Ethnic makeup (2004):
| Ethnicity | Population | % |
| Moldovans | 468 | 46,29 |
| Ukrainians | 262 | 25,91 |
| Russians | 79 | 7,81 |
| Bulgarians | 56 | 5,54 |
| Gagauzs | 16 | 1,58 |
| Romanians | 2 | 0,2 |
| Other | 128 | 12,66 |
| Total | 1011 | 100% |

==History==
Huluboaia was founded in the 1880s by Czechs from Ukrainian Novhorodkivka (also a Czech settlement). Because in Ukraine, there was a small amount of soil for harvesting crops, 153 migrants moved to the then Bessarabia, where they established the village Novohrad. In the year 1912 the village renamed to Holuboje (meaning „dove“ or „blue“). From the year 1934 a school functioned, where Czech was being learned.

Huluboaia today is the center of Czech countryman in Moldova. Surnames like Karásek, Pluhař or Lněnička are common here, even if the young generation speaks Czech more advisedly and use Russian.

==Present==
From the year 2004 a Czech countryman association Novograd, is registered here, under the presidency of Ivan Lauda.
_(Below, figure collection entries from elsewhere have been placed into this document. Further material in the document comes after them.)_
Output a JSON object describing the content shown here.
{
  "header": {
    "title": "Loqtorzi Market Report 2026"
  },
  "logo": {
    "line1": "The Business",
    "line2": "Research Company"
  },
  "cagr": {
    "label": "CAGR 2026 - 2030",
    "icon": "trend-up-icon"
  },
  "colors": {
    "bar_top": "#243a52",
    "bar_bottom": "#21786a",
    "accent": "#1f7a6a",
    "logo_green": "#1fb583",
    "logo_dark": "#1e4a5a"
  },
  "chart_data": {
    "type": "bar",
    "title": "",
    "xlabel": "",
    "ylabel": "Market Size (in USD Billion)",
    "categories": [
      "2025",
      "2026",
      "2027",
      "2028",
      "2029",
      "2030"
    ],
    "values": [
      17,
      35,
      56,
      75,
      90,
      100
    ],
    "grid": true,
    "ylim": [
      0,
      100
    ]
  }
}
The association has more than 120 members.

Most of the people, live from own agricultural activities, mostly harvesting corn and grapevine. In school functions a Czech language course (Kroužek českého jazyka Novohrádek); in the summer students from the Czech Republic arrive here, to teach Czech. The current mayor is Valeriu Oboroc.

Local russified Czechs, have worries from the alleged Moldovan nationalism, watch mainly Russian television and have a Russian stance on the Russo-Ukrainian War and the role of the US in it. Local schoolchildren are either from mixed Czech-Moldovan or Czech-Bulgarian wedlock and the Russian environment caused, that they view Russian as native.